The Iraqi Armed Forces said on Tuesday they had unearthed a mass grave of 50 people “executed” by the Islamic State (ISIS) terror group in northern Iraq’s Kirkuk province.
“The technical division of the Federal Police discovered a mass grave in a village in Kirkuk during a security search raid,” Brigadier General Yahya Rasool, an Iraqi Armed Forces spokesman, announced in a Twitter statement on Tuesday night.
The mass grave “contained the bodies of 50 people who were executed by Daesh [ISIS] terrorists during their control over the region,” Rasool added. The Iraqi military has yet to provide more details on the bodies’ identities.
Kirkuk province is disputed between Erbil – the capital of Iraqi Kurdistan, an autonomous region ruled by the Kurdistan Regional Government (KRG) – and Baghdad, Iraq’s national capital.

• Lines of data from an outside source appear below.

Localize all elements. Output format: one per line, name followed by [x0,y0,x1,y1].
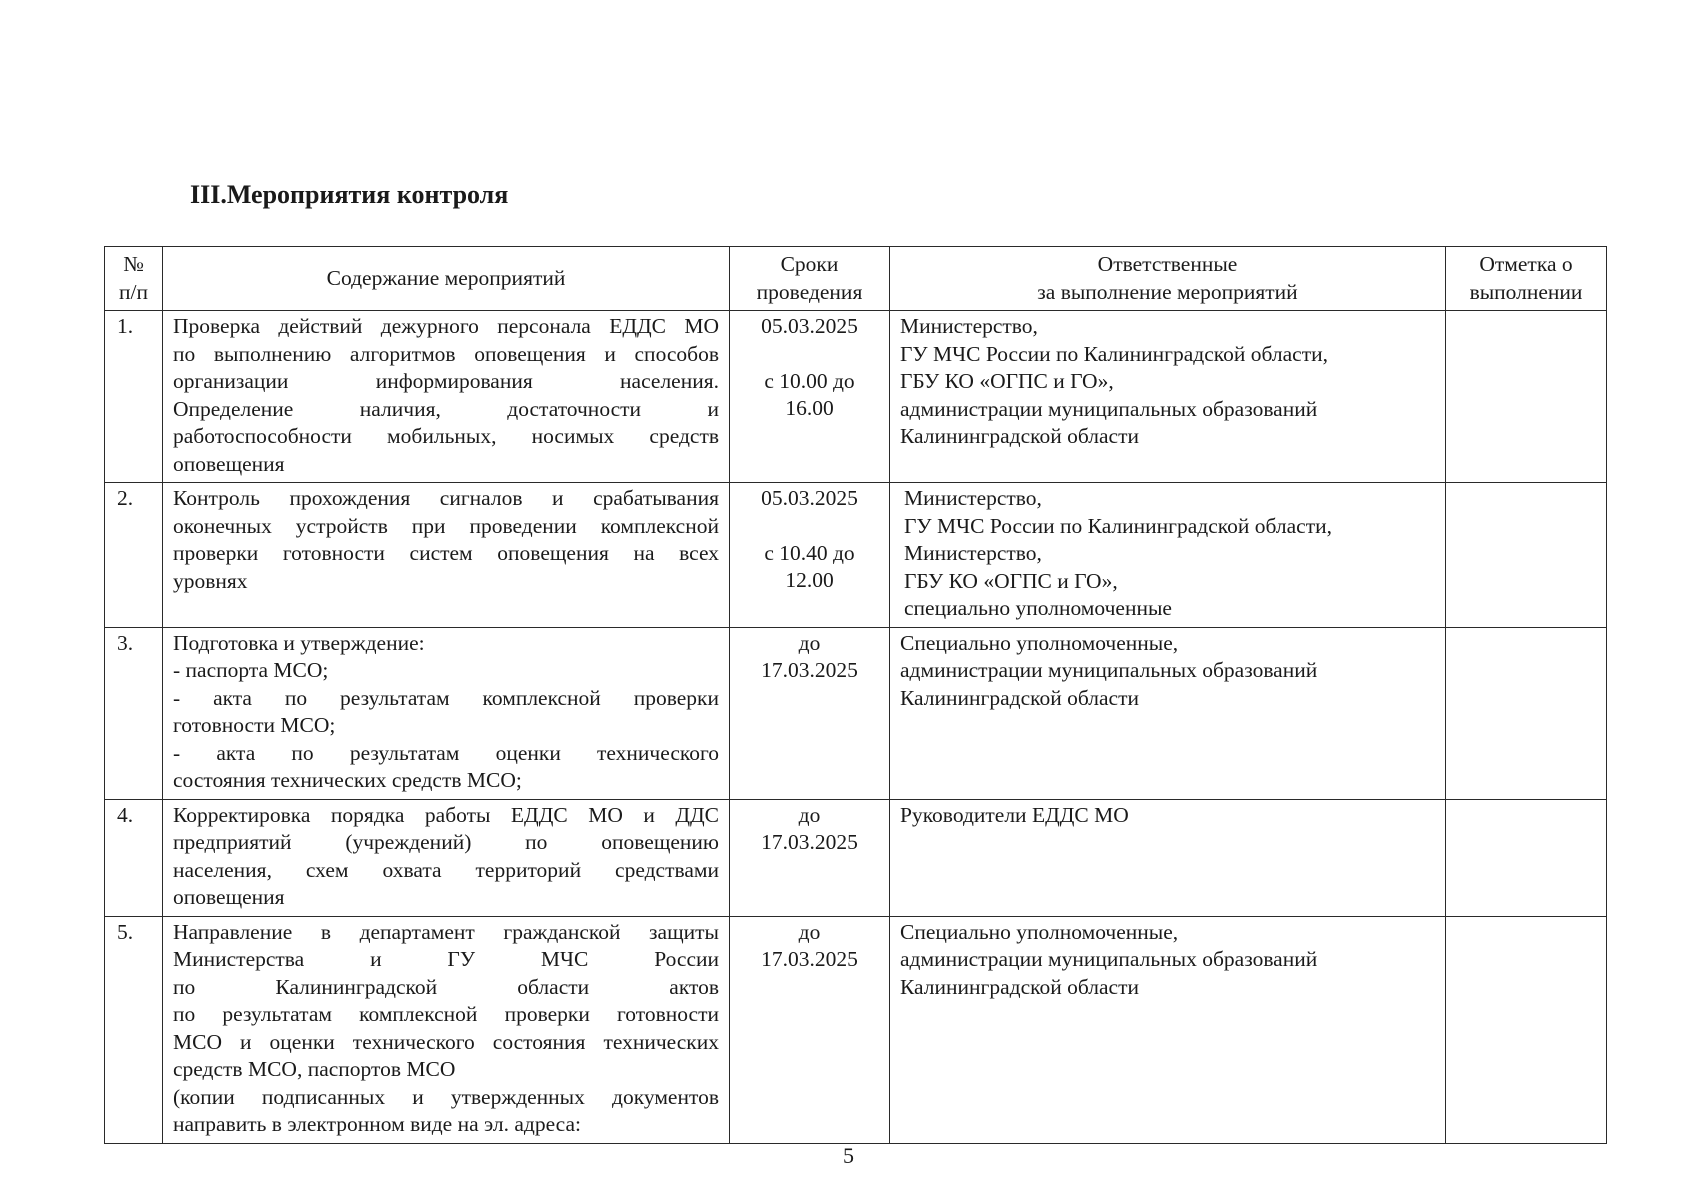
responsible-line: Калининградской области [900,424,1139,448]
time-range-line2: 16.00 [785,396,834,420]
header-dates [730,247,890,311]
responsible-line: Министерство, [904,486,1042,510]
content-line: по результатам комплексной проверки готовности [173,1002,719,1026]
content-line: МСО и оценки технического состояния технических [173,1029,719,1054]
content-line: оповещения [173,885,285,909]
date-deadline-label: до [798,630,821,655]
responsible-line: администрации муниципальных образований [900,396,1318,421]
content-line: уровнях [173,568,248,593]
content-line: Определение наличия, достаточности и [173,396,719,421]
row-dates [730,916,890,1143]
row-content [163,916,730,1143]
content-line: Контроль прохождения сигналов и срабатывания [173,486,719,510]
responsible-line: администрации муниципальных образований [900,947,1318,971]
row-content [163,483,730,628]
date-deadline-label: до [798,802,821,827]
content-line: Министерства и ГУ МЧС России [173,947,719,971]
header-responsible-line1: Ответственные [1097,252,1238,276]
responsible-line: Руководители ЕДДС МО [900,802,1129,827]
content-line: состояния технических средств МСО; [173,768,522,792]
row-number: 4. [105,799,163,916]
content-line: предприятий (учреждений) по оповещению [173,830,719,854]
control-measures-table [104,246,1607,1144]
content-line: - акта по результатам оценки технического [173,740,719,765]
content-line: Подготовка и утверждение: [173,630,425,655]
content-line: организации информирования населения. [173,369,719,393]
header-num-line2: п/п [119,279,148,304]
content-line: средств МСО, паспортов МСО [173,1057,456,1081]
content-line: - акта по результатам комплексной проверки [173,685,719,710]
row-dates [730,799,890,916]
content-line: по Калининградской области актов [173,974,719,999]
row-number: 5. [105,916,163,1143]
responsible-line: специально уполномоченные [904,596,1172,620]
table-row [105,916,1607,1143]
responsible-line: Специально уполномоченные, [900,630,1179,655]
date-value: 17.03.2025 [761,830,858,854]
content-line: Направление в департамент гражданской защиты [173,919,719,944]
row-dates [730,627,890,799]
responsible-line: администрации муниципальных образований [900,658,1318,682]
responsible-line: Калининградской области [900,685,1139,710]
header-mark [1446,247,1607,311]
content-line: населения, схем охвата территорий средствами [173,857,719,882]
time-range-line1: с 10.40 до [764,540,855,565]
section-title: III.Мероприятия контроля [190,180,509,209]
header-responsible [890,247,1446,311]
date-value: 17.03.2025 [761,658,858,682]
responsible-line: Министерство, [904,541,1042,565]
responsible-line: Специально уполномоченные, [900,919,1179,944]
table-row [105,311,1607,483]
row-responsible [890,799,1446,916]
row-completion-mark [1446,311,1607,483]
content-line: оповещения [173,451,285,476]
header-num-line1: № [123,252,144,276]
row-number: 1. [105,311,163,483]
row-responsible [890,311,1446,483]
content-line: Корректировка порядка работы ЕДДС МО и ДДС [173,802,719,827]
responsible-line: ГБУ КО «ОГПС и ГО», [904,568,1118,593]
header-mark-line2: выполнении [1469,279,1583,304]
table-row [105,627,1607,799]
row-number: 3. [105,627,163,799]
responsible-line: Министерство, [900,314,1038,338]
content-line: по выполнению алгоритмов оповещения и способов [173,341,719,366]
header-dates-line2: проведения [756,279,863,304]
header-mark-line1: Отметка о [1479,252,1573,276]
time-range-line1: с 10.00 до [764,368,855,393]
date-deadline-label: до [798,919,821,944]
page-number: 5 [843,1143,854,1168]
header-dates-line1: Сроки [780,252,839,276]
content-line: направить в электронном виде на эл. адреса: [173,1112,581,1136]
row-content [163,627,730,799]
table-header-row [105,247,1607,311]
responsible-line: ГУ МЧС России по Калининградской области, [904,513,1333,538]
table-row [105,799,1607,916]
header-num [105,247,163,311]
header-content: Содержание мероприятий [163,247,730,311]
header-responsible-line2: за выполнение мероприятий [1037,279,1298,304]
date-value: 17.03.2025 [761,947,858,971]
row-responsible [890,916,1446,1143]
row-content [163,311,730,483]
row-dates [730,311,890,483]
row-content [163,799,730,916]
content-line: (копии подписанных и утвержденных документов [173,1084,719,1109]
responsible-line: ГУ МЧС России по Калининградской области, [900,341,1329,366]
content-line: оконечных устройств при проведении комплексной [173,513,719,538]
row-responsible [890,627,1446,799]
responsible-line: Калининградской области [900,974,1139,999]
row-completion-mark [1446,483,1607,628]
row-completion-mark [1446,627,1607,799]
row-completion-mark [1446,799,1607,916]
row-dates [730,483,890,628]
responsible-line: ГБУ КО «ОГПС и ГО», [900,369,1114,393]
date-value: 05.03.2025 [761,486,858,510]
content-line: - паспорта МСО; [173,658,329,682]
content-line: работоспособности мобильных, носимых средств [173,424,719,448]
time-range-line2: 12.00 [785,568,834,592]
row-responsible [890,483,1446,628]
table-row [105,483,1607,628]
content-line: Проверка действий дежурного персонала ЕДДС МО [173,314,719,338]
content-line: готовности МСО; [173,713,336,737]
row-number: 2. [105,483,163,628]
content-line: проверки готовности систем оповещения на всех [173,541,719,565]
date-value: 05.03.2025 [761,314,858,338]
row-completion-mark [1446,916,1607,1143]
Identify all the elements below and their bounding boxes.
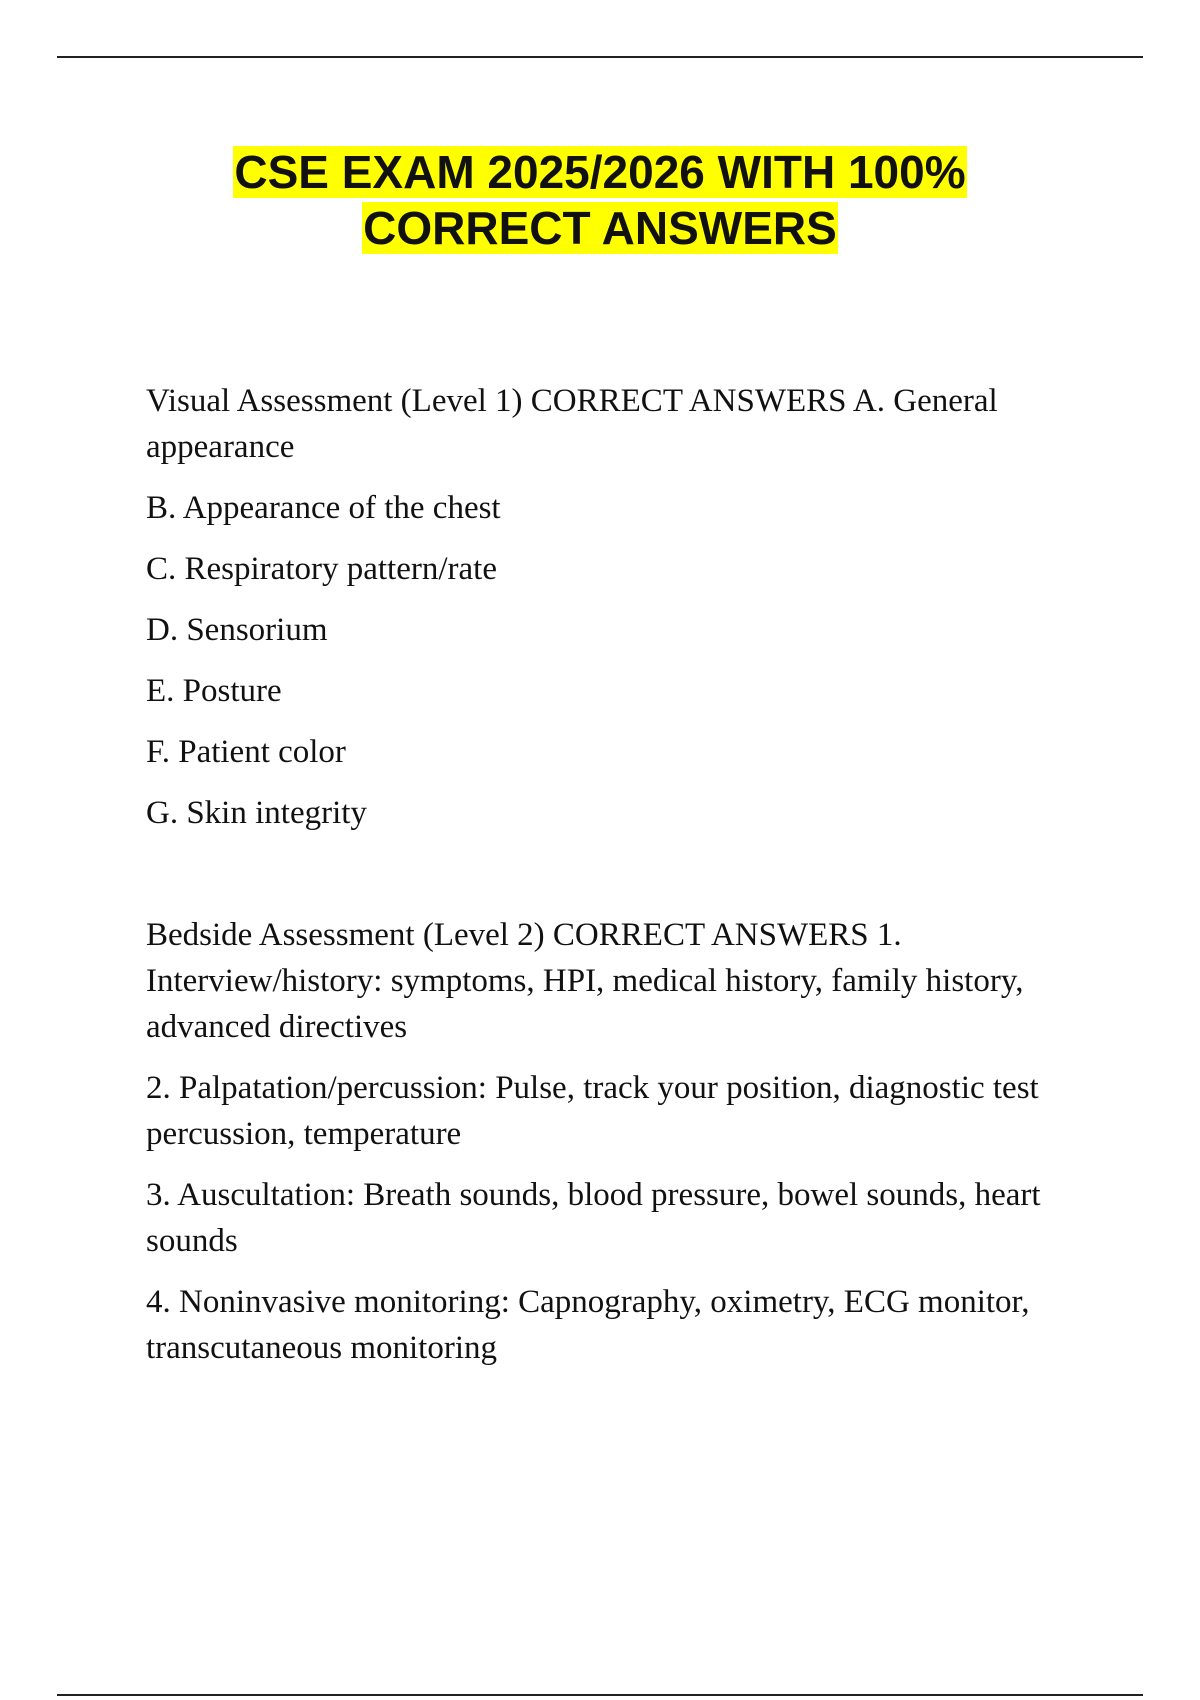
bottom-divider xyxy=(57,1694,1143,1696)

ISIS invaded Kirkuk in 2014, capturing wide swathes of territory. Kirkuk’s capital, also named Kirkuk, was traditionally administered by the national government in Baghdad prior to the ISIS invasion. After the terror group attacked the province, the Iraqi military fled and the Kurdish Peshmerga, a U.S. ally, stepped in to protect the city, placing it under the control of the KRG.
“Baghdad, backed by pro-Iran Shiite militias known as the Popular Mobilization Units (PMU/PMF),” at the time “expelled the Peshmerga in late 2017 following the KRG’s decision to hold a non-binding referendum on independence,” Breitbart News reported.
After forcing the Peshmerga out of Kirkuk, “it took Iraqi forces three years to fully recapture the territory from the clutches of the group [ISIS], which held areas including Hawija, Riaz and Rashad towns and a myriad more villages in the southern part of the province,” Kurdish news agency Rudaw recalled.
The United Nations Assistance Mission for Iraq (UNAMI) and the U.N. Human Rights Office said in November 2018 that they had documented over 200 mass graves across territories previously occupied by ISIS in Iraq.
“[T]he 202 mass grave sites were found in governorates of Nineveh, Kirkuk, Salahuddin and Anbar in the north and western parts of the country – but there may be many more,” according to the U.N. report.
At the time, the U.N. said it estimated that between 6,000 and 12,000 bodies were buried across the 202 mass graves. The graves’ victims included “women, children, elderly and persons with disabilities, foreign workers, and members and former members of the Iraqi armed forces and police.”
According to the U.N., “It is critical that the integrity of the mass grave sites be maintained as they potentially contain significant sources of evidence which can be used for criminal prosecutions.” This means that the excavation process for such graves may be painstakingly slow.
U.N. teams began exhuming mass graves near the city of Kocho in northern Iraq in April 2019, five years after ISIS massacred hundreds of Yazidis there in August 2014 for refusing to convert to Islam.
“Only 26 bodies have been exhumed so far,” Agence France-Presse (AFP) reported at the time.
“There were a number of issues, including the security situation in this area,” Dhia Kareeman, who works with the Iraqi Council of Ministers’ Martyr’s Foundation, told AFP.